When I was first introduced to AI Safety, coming from a background studying psychology, I kept getting frustrated about the way people defined the and used the word "intelligence". They weren't able to address my questions about cultural intelligence, social evolution, and general intelligence in a way I found rigorous enough to be convincing. I felt like professionals couldn't answer what I considered to be basic and relevant questions about general intelligence, which meant that I took a lot longer to take AI Safety seriously than I otherwise would have. It feels possible to me that other people have run into AI Safety pitches and been turned off because of something similar -- a communication issue because both parties approached the conversation with very different background information. I'd love to try to minimize these occurrences, so if you've had anything similar happen, could you please share:
What is something that you feel AI Safety pitches usually don't seem to understand about your field/background?
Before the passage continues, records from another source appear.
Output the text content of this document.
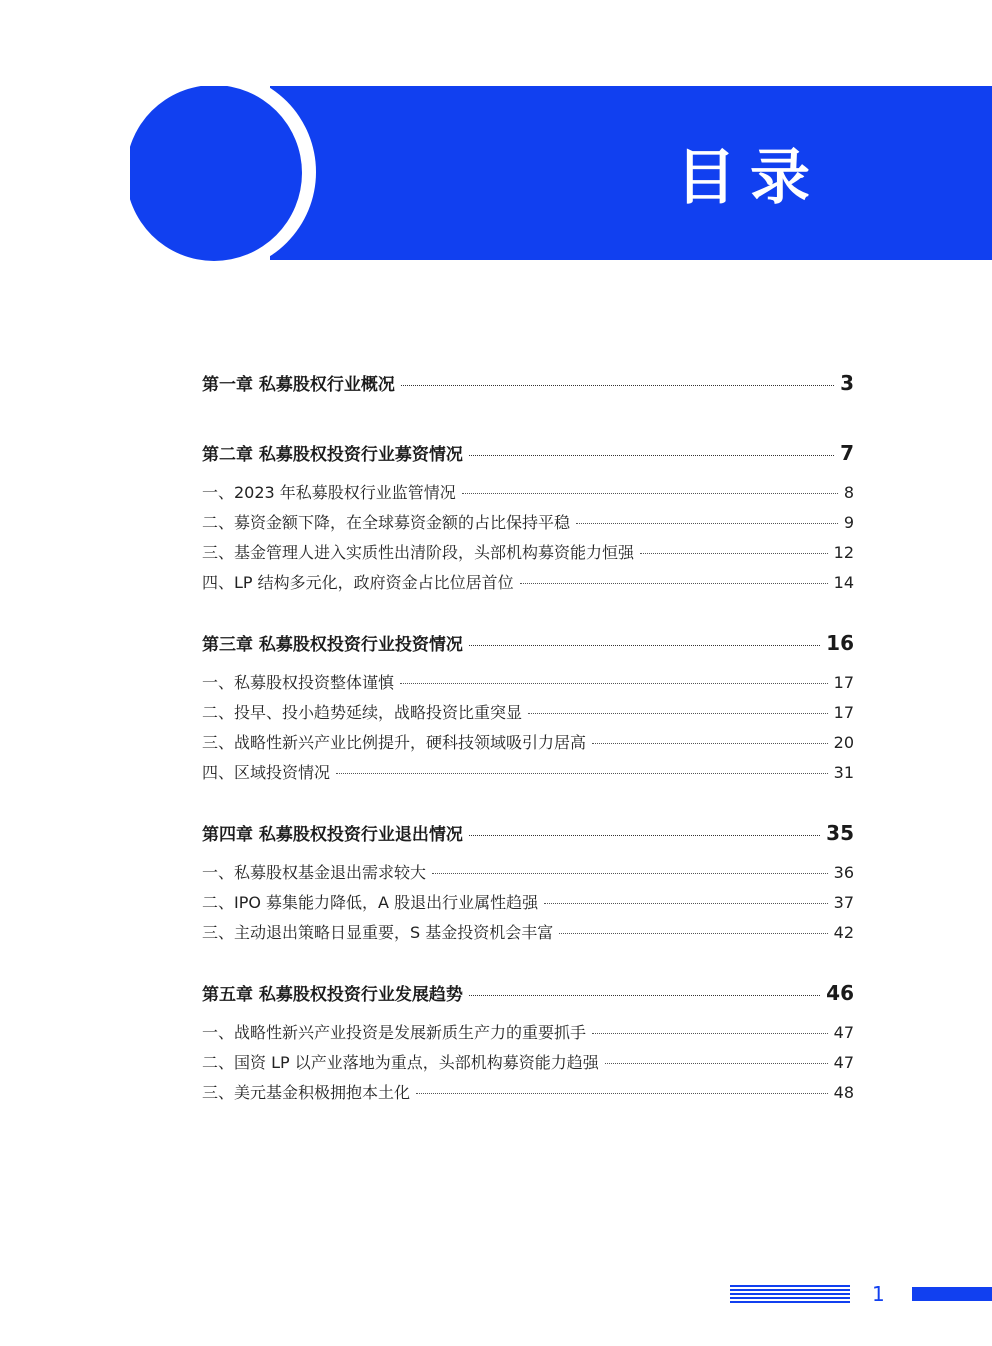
目录
第一章 私募股权行业概况	3
第二章 私募股权投资行业募资情况	7
一、2023 年私募股权行业监管情况	8
二、募资金额下降，在全球募资金额的占比保持平稳	9
三、基金管理人进入实质性出清阶段，头部机构募资能力恒强	12
四、LP 结构多元化，政府资金占比位居首位	14
第三章 私募股权投资行业投资情况	16
一、私募股权投资整体谨慎	17
二、投早、投小趋势延续，战略投资比重突显	17
三、战略性新兴产业比例提升，硬科技领域吸引力居高	20
四、区域投资情况	31
第四章 私募股权投资行业退出情况	35
一、私募股权基金退出需求较大	36
二、IPO 募集能力降低，A 股退出行业属性趋强	37
三、主动退出策略日显重要，S 基金投资机会丰富	42
第五章 私募股权投资行业发展趋势	46
一、战略性新兴产业投资是发展新质生产力的重要抓手	47
二、国资 LP 以产业落地为重点，头部机构募资能力趋强	47
三、美元基金积极拥抱本土化	48
1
What's a common place where you feel you've become stuck in a conversation with AI Safety pitches? What question/information makes/made the conversation stop progressing and start circling?
(Cross-posted from the EA forum)
I think many working in AI safety, and specifically those focused on alignment, basically don't understand what values are and, alarmingly to me, haven't invested a lot of effort into figuring it out. I think this is motivated stopping, though, because figuring out what values are and how they work is hard and a problem that doesn't easily avail itself to methods well known by AI researchers, so it gets ignored or pushed off as something AI will figure out for us. As a result, most of the time value is treated as some kind of black box at worst and as an abstract mathematical construct akin to preferences at best, which is a step beyond just totally ignoring not knowing what values are but not anywhere close to where I think we'll need to be to build aligned AI.
I've tried to address this in the past, but don't know how much impact I've really had. The recent work on the shard theory of values gives me hope the situation is changing.